Cosin preached, at the close of 1626, at the consecration of Francis White as Bishop of Carlisle. In his sermon, which was based on Joh_20:21-22, he remarked: “No doubt but Christ (an it had pleased Him) might have given His Apostles the Spirit without any breathing upon them at all; the substance without the ceremony. And had He so done He had got some men's hearts by it for ever, which now He is like to lose; theirs that condemn all ceremonies in religion for vanity and superstition. Now much pity it was that these ceremony-haters of our day had not then been living and standing by, to advise and to put Christ in mind what a foundation He would lay here for superstition and Popery, and how much better it had been to have made no more ado but to have come, as they used to do, with the Spirit only, and so be gone. Yet thus it was not … the truth is, He did seldom or never any great act without a ceremony.”1 [Note: P. H. Osmond, A Life of John Cosin (1913), 41.]
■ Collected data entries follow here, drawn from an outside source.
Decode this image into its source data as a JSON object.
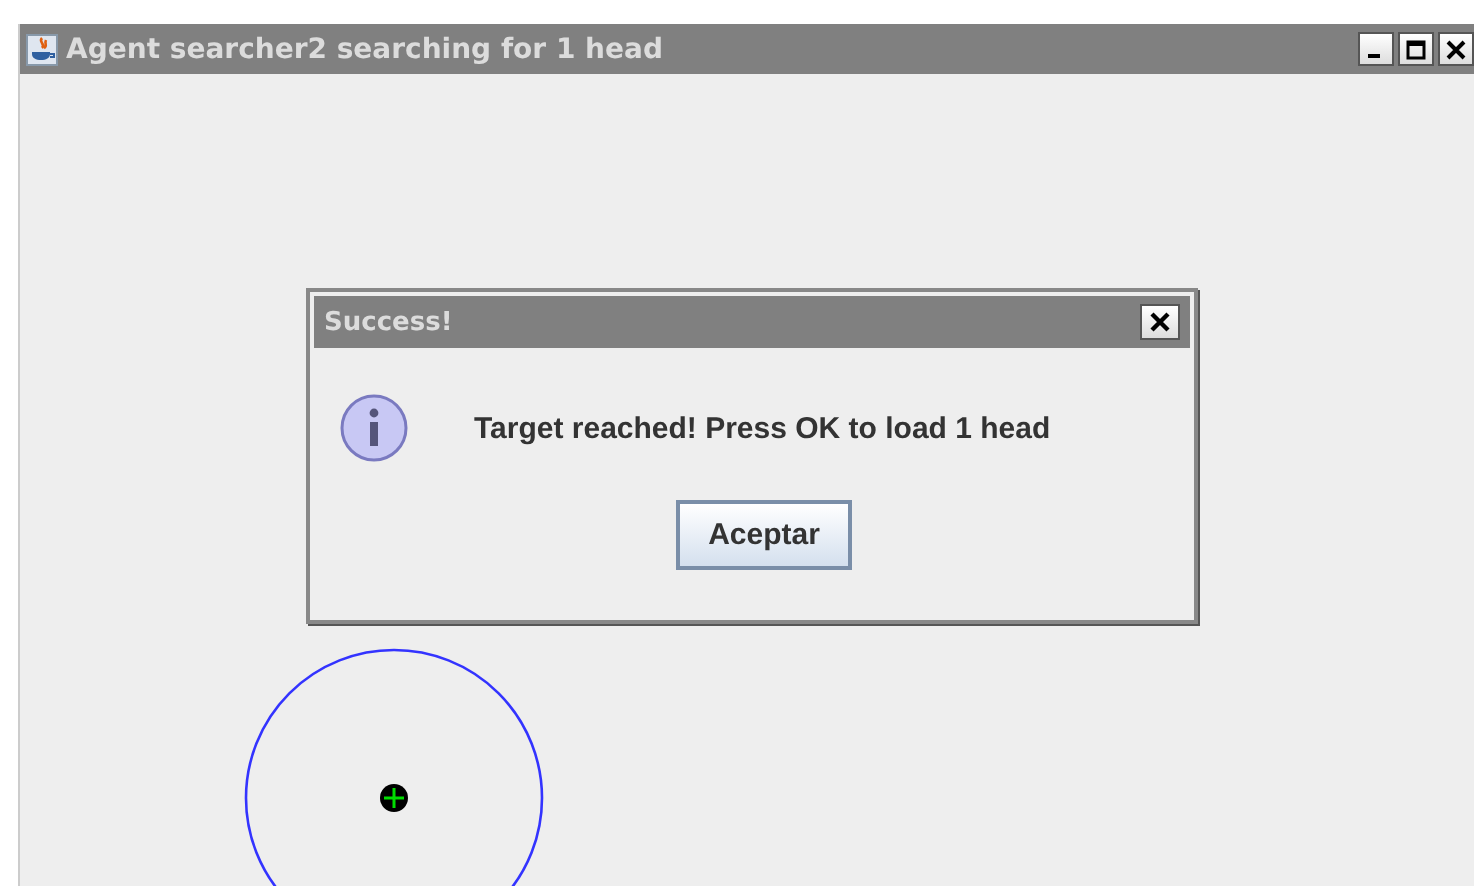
{
  "window": {
    "title": "Agent searcher2 searching for 1 head"
  },
  "dialog": {
    "title": "Success!",
    "message": "Target reached! Press OK to load **1** head",
    "buttons": [
      "Aceptar"
    ]
  }
}
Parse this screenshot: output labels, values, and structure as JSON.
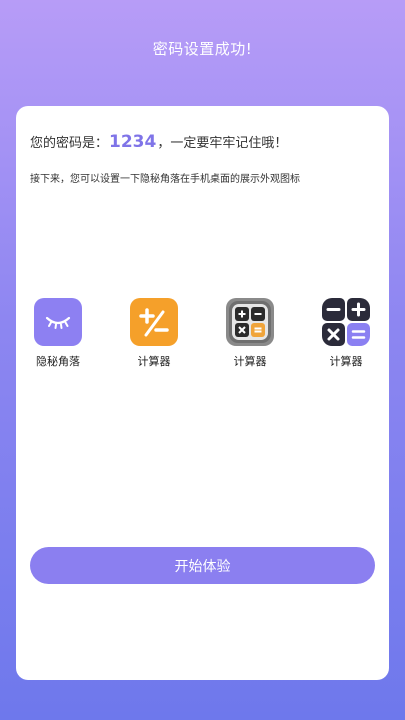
{
  "header": {
    "title": "密码设置成功!"
  },
  "message": {
    "prefix": "您的密码是：",
    "password": "1234",
    "suffix": "，一定要牢牢记住哦！"
  },
  "hint": "接下来，您可以设置一下隐秘角落在手机桌面的展示外观图标",
  "icons": [
    {
      "label": "隐秘角落",
      "icon": "closed-eye-icon",
      "color": "#8d80f2"
    },
    {
      "label": "计算器",
      "icon": "plus-minus-calculator-icon",
      "color": "#f5a02a"
    },
    {
      "label": "计算器",
      "icon": "gray-calculator-icon",
      "color": "#7a7a7a"
    },
    {
      "label": "计算器",
      "icon": "dark-purple-calculator-icon",
      "color": "#2b2b3a"
    }
  ],
  "start_button": {
    "label": "开始体验"
  },
  "colors": {
    "accent": "#8b7ff0",
    "password": "#7f74e8"
  }
}
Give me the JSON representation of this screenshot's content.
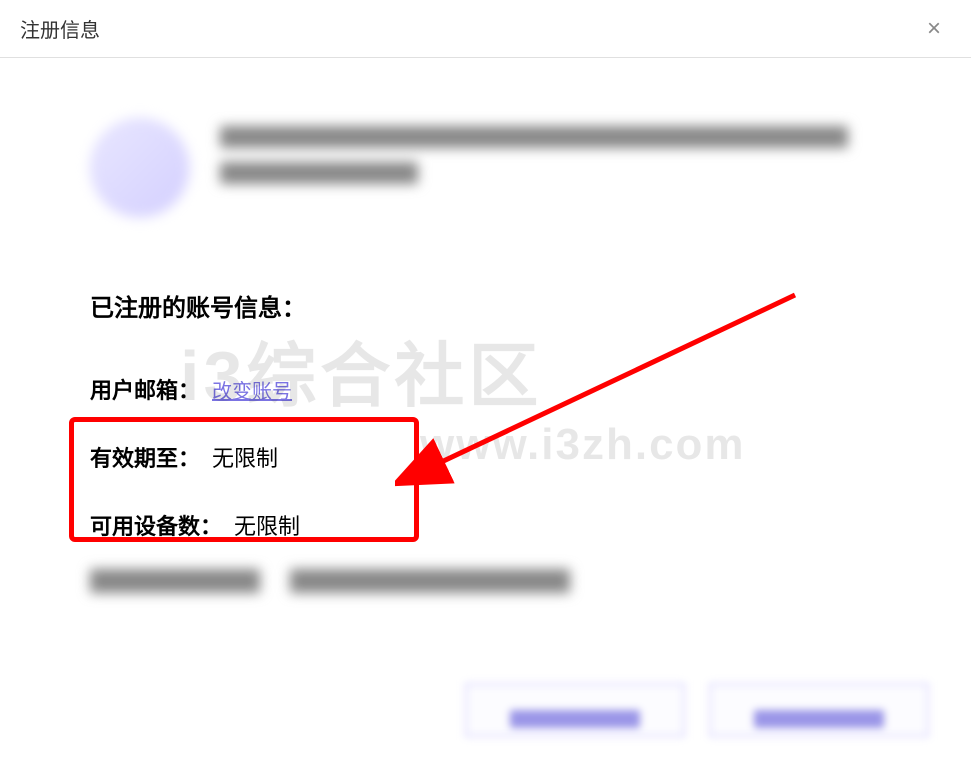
{
  "dialog": {
    "title": "注册信息",
    "close_symbol": "×"
  },
  "account": {
    "heading": "已注册的账号信息：",
    "email_label": "用户邮箱：",
    "change_account_link": "改变账号",
    "valid_until_label": "有效期至：",
    "valid_until_value": "无限制",
    "devices_label": "可用设备数：",
    "devices_value": "无限制"
  },
  "watermark": {
    "main": "i3综合社区",
    "url": "www.i3zh.com"
  }
}
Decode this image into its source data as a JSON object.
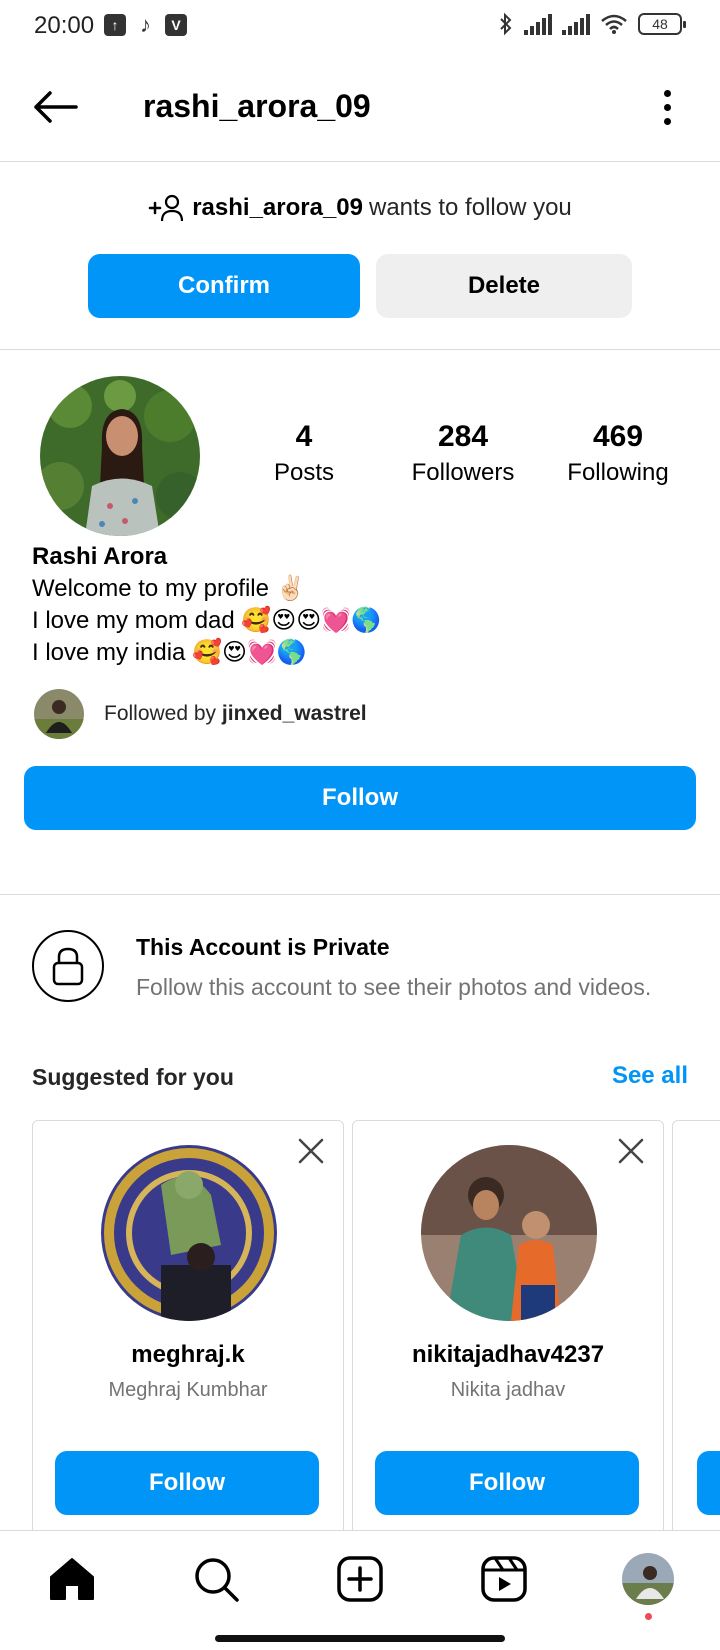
{
  "status_bar": {
    "time": "20:00",
    "battery": "48",
    "left_icons": [
      "upload-icon",
      "tiktok-icon",
      "v-app-icon"
    ],
    "right_icons": [
      "bluetooth-icon",
      "signal-icon",
      "signal-icon",
      "wifi-icon",
      "battery-icon"
    ]
  },
  "header": {
    "title": "rashi_arora_09",
    "back_icon": "arrow-left-icon",
    "more_icon": "more-vertical-icon"
  },
  "request": {
    "username": "rashi_arora_09",
    "text": "wants to follow you",
    "confirm_label": "Confirm",
    "delete_label": "Delete"
  },
  "profile": {
    "stats": [
      {
        "value": "4",
        "label": "Posts"
      },
      {
        "value": "284",
        "label": "Followers"
      },
      {
        "value": "469",
        "label": "Following"
      }
    ],
    "name": "Rashi Arora",
    "bio_lines": [
      "Welcome to my profile ✌🏻",
      "I love my mom dad 🥰😍😍💓🌎",
      "I love my india 🥰😍💓🌎"
    ],
    "followed_by_prefix": "Followed by",
    "followed_by_user": "jinxed_wastrel",
    "follow_label": "Follow"
  },
  "private": {
    "title": "This Account is Private",
    "subtitle": "Follow this account to see their photos and videos."
  },
  "suggested": {
    "title": "Suggested for you",
    "see_all": "See all",
    "cards": [
      {
        "username": "meghraj.k",
        "full_name": "Meghraj Kumbhar",
        "follow_label": "Follow"
      },
      {
        "username": "nikitajadhav4237",
        "full_name": "Nikita jadhav",
        "follow_label": "Follow"
      }
    ]
  },
  "nav": {
    "items": [
      "home-icon",
      "search-icon",
      "create-icon",
      "reels-icon",
      "profile-avatar"
    ]
  },
  "colors": {
    "accent": "#0095f6",
    "secondary_button": "#efefef",
    "muted_text": "#737373",
    "divider": "#dbdbdb",
    "notification_dot": "#ed4956"
  }
}
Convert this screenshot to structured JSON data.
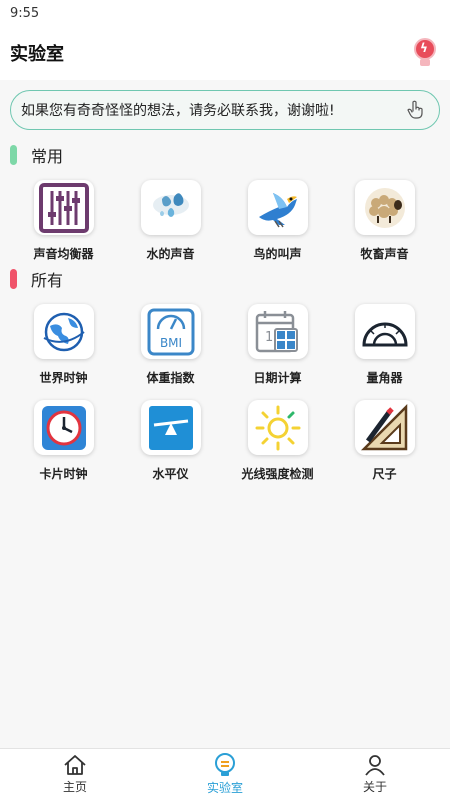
{
  "status_bar": {
    "time": "9:55"
  },
  "app_bar": {
    "title": "实验室",
    "action_icon": "lightbulb-icon"
  },
  "notice": {
    "text": "如果您有奇奇怪怪的想法，请务必联系我，谢谢啦!",
    "icon": "hand-pointer-icon"
  },
  "sections": {
    "common": {
      "title": "常用",
      "accent": "#7ed8a8",
      "items": [
        {
          "label": "声音均衡器",
          "icon": "equalizer-icon"
        },
        {
          "label": "水的声音",
          "icon": "water-drops-icon"
        },
        {
          "label": "鸟的叫声",
          "icon": "bird-icon"
        },
        {
          "label": "牧畜声音",
          "icon": "sheep-icon"
        }
      ]
    },
    "all": {
      "title": "所有",
      "accent": "#f0536a",
      "items": [
        {
          "label": "世界时钟",
          "icon": "globe-clock-icon"
        },
        {
          "label": "体重指数",
          "icon": "bmi-scale-icon"
        },
        {
          "label": "日期计算",
          "icon": "calendar-calculator-icon"
        },
        {
          "label": "量角器",
          "icon": "protractor-icon"
        },
        {
          "label": "卡片时钟",
          "icon": "clock-icon"
        },
        {
          "label": "水平仪",
          "icon": "level-icon"
        },
        {
          "label": "光线强度检测",
          "icon": "sun-icon"
        },
        {
          "label": "尺子",
          "icon": "ruler-icon"
        }
      ]
    }
  },
  "tabs": [
    {
      "label": "主页",
      "icon": "home-icon",
      "active": false
    },
    {
      "label": "实验室",
      "icon": "lab-bulb-icon",
      "active": true
    },
    {
      "label": "关于",
      "icon": "person-icon",
      "active": false
    }
  ],
  "colors": {
    "accent": "#2a9fd6",
    "notice_border": "#6fc7b0"
  }
}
(2) But the lessons which the historical interpretation may draw from the tabernacle are chiefly, as in Heb_8:10, lessons of contrast. In the New Testament the self-revelation of God is seen, not in a building, however perfect, but in a Person, Jesus Christ, who tabernacled among us (Joh_1:14), ate with publicans and sinners, and denied that unwashen hands or unclean meats defile a man. In Him revelation became unrestricted, access to God universal, the thought of God's holiness subordinated to the thought of His Fatherhood, the necessity of man's ceremonial cleanness abrogated, and the ancient, timorous, ethical purity, which scrupulously sought to protect itself against defilement, transformed into a courageous, hopeful, all-conquering love; while the tent of the ancient national sanctuary has become in the world-religion conterminous with the arch of heaven, under which the true worshippers shall worship the Father in spirit and in truth.
And so through all, the veil of form and type
Kept men from gazing on the perfect truth,
Sense-bound they waited, as the heir, in youth,
Waits for the time of will and judgment ripe.
But now the veil is drawn aside, and we
The words of prophets, kings, and psalmists scan,
Find in the Christ the one true Son of Man,
In Him the one true Lord and Saviour see.
No fear lest we behold the glory fade:
The more we gaze, intenser grows the light,
Till we too mirror back the radiance bright,
And heaven's own sunshine lightens earth's cold shade.
So pass we on through Christ-like youth and age,
Till God's full image shines on us imprest,
And we, in being like Him fully blest,
Reach the high bliss of God's own heritage.1 [Note: E. H. Plumptre.]